I was taught faceting by an instructor one on one situation. We got on really well as we are both mechanical / /electrical tradesmen. i had tuition 8 hrs a day one day a week for 8 weeks.
What In liked about Joe He let you get into trouble and then he would make you work it out how to get out of trouble. If needed he would correct you if you were way off track.
So what I learned from the exercise.
1. Become familiar with the machine. No different for any piece of machinery or machine tool. I ws already very familiar with the machine as I had practised for hours on marbles.
2. How to get into trouble and get yourself out of it.
3. In amongst getting in and out of trouble, was using the Index Micro Adjustment, Height adjustment., minute aglular adjustment etc.
4. Besides general information on cutting a good stone, he used to emphasise What do the GILS like?
Sparkle & polish, & sparkle and sparkle. The first thing that the Judge sees. And the girls.

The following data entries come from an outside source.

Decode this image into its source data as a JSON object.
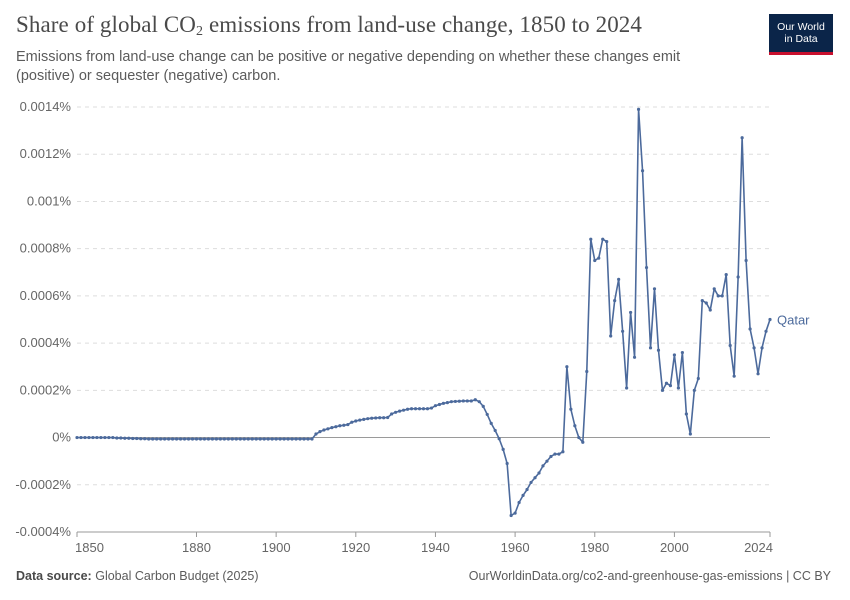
{
  "header": {
    "title_prefix": "Share of global CO",
    "title_sub": "2",
    "title_suffix": " emissions from land-use change, 1850 to 2024",
    "subtitle": "Emissions from land-use change can be positive or negative depending on whether these changes emit (positive) or sequester (negative) carbon."
  },
  "logo": {
    "line1": "Our World",
    "line2": "in Data",
    "bg": "#0b2549",
    "accent": "#c8102e"
  },
  "footer": {
    "source_label": "Data source:",
    "source_value": "Global Carbon Budget (2025)",
    "right_text": "OurWorldinData.org/co2-and-greenhouse-gas-emissions | CC BY"
  },
  "chart_data": {
    "type": "line",
    "title": "Share of global CO₂ emissions from land-use change, 1850 to 2024",
    "xlim": [
      1850,
      2024
    ],
    "ylim": [
      -0.0004,
      0.0014
    ],
    "x_ticks": [
      1850,
      1880,
      1900,
      1920,
      1940,
      1960,
      1980,
      2000,
      2024
    ],
    "y_ticks": [
      {
        "value": -0.0004,
        "label": "-0.0004%"
      },
      {
        "value": -0.0002,
        "label": "-0.0002%"
      },
      {
        "value": 0,
        "label": "0%"
      },
      {
        "value": 0.0002,
        "label": "0.0002%"
      },
      {
        "value": 0.0004,
        "label": "0.0004%"
      },
      {
        "value": 0.0006,
        "label": "0.0006%"
      },
      {
        "value": 0.0008,
        "label": "0.0008%"
      },
      {
        "value": 0.001,
        "label": "0.001%"
      },
      {
        "value": 0.0012,
        "label": "0.0012%"
      },
      {
        "value": 0.0014,
        "label": "0.0014%"
      }
    ],
    "grid": true,
    "color": "#4c6a9c",
    "series": [
      {
        "name": "Qatar",
        "x": [
          1850,
          1851,
          1852,
          1853,
          1854,
          1855,
          1856,
          1857,
          1858,
          1859,
          1860,
          1861,
          1862,
          1863,
          1864,
          1865,
          1866,
          1867,
          1868,
          1869,
          1870,
          1871,
          1872,
          1873,
          1874,
          1875,
          1876,
          1877,
          1878,
          1879,
          1880,
          1881,
          1882,
          1883,
          1884,
          1885,
          1886,
          1887,
          1888,
          1889,
          1890,
          1891,
          1892,
          1893,
          1894,
          1895,
          1896,
          1897,
          1898,
          1899,
          1900,
          1901,
          1902,
          1903,
          1904,
          1905,
          1906,
          1907,
          1908,
          1909,
          1910,
          1911,
          1912,
          1913,
          1914,
          1915,
          1916,
          1917,
          1918,
          1919,
          1920,
          1921,
          1922,
          1923,
          1924,
          1925,
          1926,
          1927,
          1928,
          1929,
          1930,
          1931,
          1932,
          1933,
          1934,
          1935,
          1936,
          1937,
          1938,
          1939,
          1940,
          1941,
          1942,
          1943,
          1944,
          1945,
          1946,
          1947,
          1948,
          1949,
          1950,
          1951,
          1952,
          1953,
          1954,
          1955,
          1956,
          1957,
          1958,
          1959,
          1960,
          1961,
          1962,
          1963,
          1964,
          1965,
          1966,
          1967,
          1968,
          1969,
          1970,
          1971,
          1972,
          1973,
          1974,
          1975,
          1976,
          1977,
          1978,
          1979,
          1980,
          1981,
          1982,
          1983,
          1984,
          1985,
          1986,
          1987,
          1988,
          1989,
          1990,
          1991,
          1992,
          1993,
          1994,
          1995,
          1996,
          1997,
          1998,
          1999,
          2000,
          2001,
          2002,
          2003,
          2004,
          2005,
          2006,
          2007,
          2008,
          2009,
          2010,
          2011,
          2012,
          2013,
          2014,
          2015,
          2016,
          2017,
          2018,
          2019,
          2020,
          2021,
          2022,
          2023,
          2024
        ],
        "y": [
          0,
          0,
          0,
          0,
          0,
          0,
          0,
          0,
          0,
          0,
          -2e-06,
          -2e-06,
          -3e-06,
          -3e-06,
          -4e-06,
          -4e-06,
          -5e-06,
          -5e-06,
          -6e-06,
          -6e-06,
          -6e-06,
          -6e-06,
          -6e-06,
          -6e-06,
          -6e-06,
          -6e-06,
          -6e-06,
          -6e-06,
          -6e-06,
          -6e-06,
          -6e-06,
          -6e-06,
          -6e-06,
          -6e-06,
          -6e-06,
          -6e-06,
          -6e-06,
          -6e-06,
          -6e-06,
          -6e-06,
          -6e-06,
          -6e-06,
          -6e-06,
          -6e-06,
          -6e-06,
          -6e-06,
          -6e-06,
          -6e-06,
          -6e-06,
          -6e-06,
          -6e-06,
          -6e-06,
          -6e-06,
          -6e-06,
          -6e-06,
          -6e-06,
          -6e-06,
          -6e-06,
          -6e-06,
          -6e-06,
          1.5e-05,
          2.5e-05,
          3.2e-05,
          3.7e-05,
          4.2e-05,
          4.6e-05,
          5e-05,
          5.2e-05,
          5.5e-05,
          6.5e-05,
          7e-05,
          7.4e-05,
          7.7e-05,
          8e-05,
          8.2e-05,
          8.3e-05,
          8.4e-05,
          8.4e-05,
          8.5e-05,
          0.0001,
          0.000107,
          0.000112,
          0.000116,
          0.00012,
          0.000122,
          0.000122,
          0.000122,
          0.000122,
          0.000122,
          0.000125,
          0.000135,
          0.00014,
          0.000145,
          0.000148,
          0.000152,
          0.000153,
          0.000154,
          0.000155,
          0.000155,
          0.000155,
          0.00016,
          0.000152,
          0.000132,
          9.8e-05,
          6e-05,
          3e-05,
          -5e-06,
          -5e-05,
          -0.00011,
          -0.00033,
          -0.00032,
          -0.000275,
          -0.000245,
          -0.00022,
          -0.00019,
          -0.00017,
          -0.00015,
          -0.00012,
          -0.0001,
          -8e-05,
          -7e-05,
          -7e-05,
          -6e-05,
          0.0003,
          0.00012,
          5e-05,
          0,
          -2e-05,
          0.00028,
          0.00084,
          0.00075,
          0.00076,
          0.00084,
          0.00083,
          0.00043,
          0.00058,
          0.00067,
          0.00045,
          0.00021,
          0.00053,
          0.00034,
          0.00139,
          0.00113,
          0.00072,
          0.00038,
          0.00063,
          0.00037,
          0.0002,
          0.00023,
          0.00022,
          0.00035,
          0.00021,
          0.00036,
          0.0001,
          1.5e-05,
          0.0002,
          0.00025,
          0.00058,
          0.00057,
          0.00054,
          0.00063,
          0.0006,
          0.0006,
          0.00069,
          0.00039,
          0.00026,
          0.00068,
          0.00127,
          0.00075,
          0.00046,
          0.00038,
          0.00027,
          0.00038,
          0.00045,
          0.0005
        ]
      }
    ]
  }
}
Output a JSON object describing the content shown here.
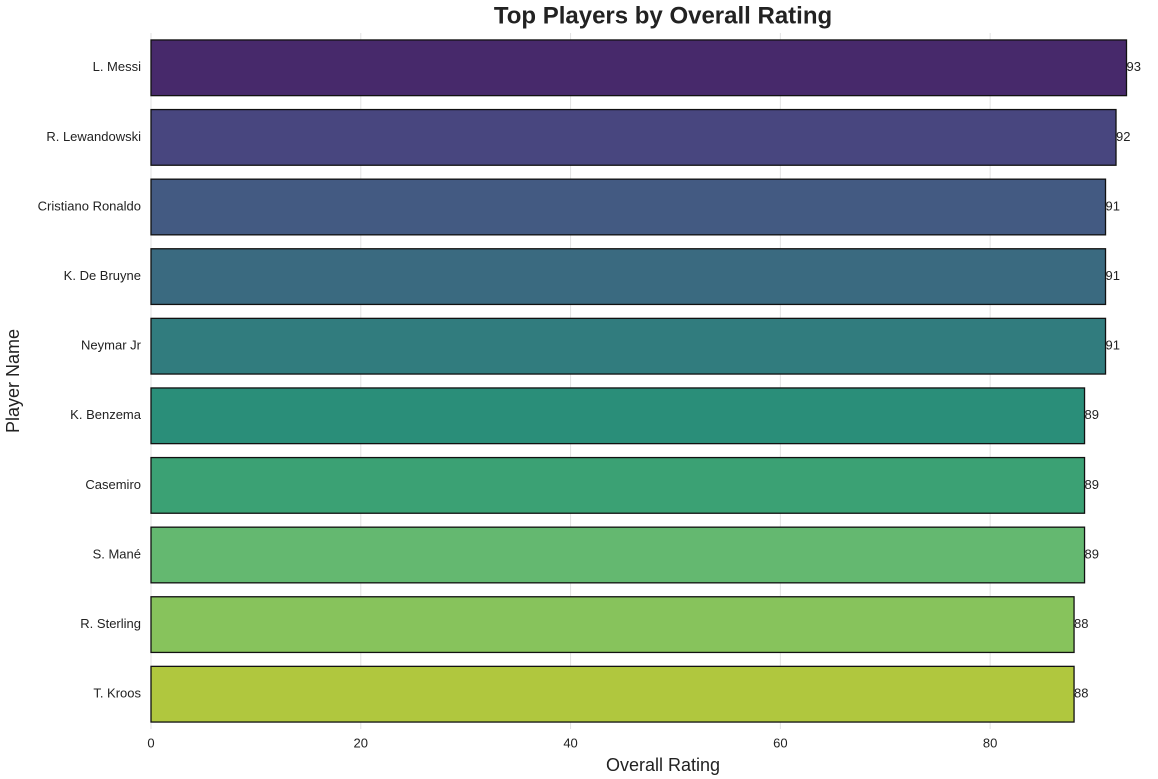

He taugh me to have my left hand on the stone & my right hand on the height adjustment. When you take the stone up to look at it, you roll your left hand inwards and the stone ends up in the palm of your hand with no chance of dropping the stone & quill assembly.
I am just wondering what is the correct way to apply pressure and movement to the stone.?
I hold the stone, I notice most people are holding the quill.
Thank you, Ernie. I’ve been preaching that (and arguing about it) for years. I suspect that many people hold the quill because they assume that a right-handed faceter should use a “right-handed” (actually right-masted) machine, and find it awkward to hold the stone.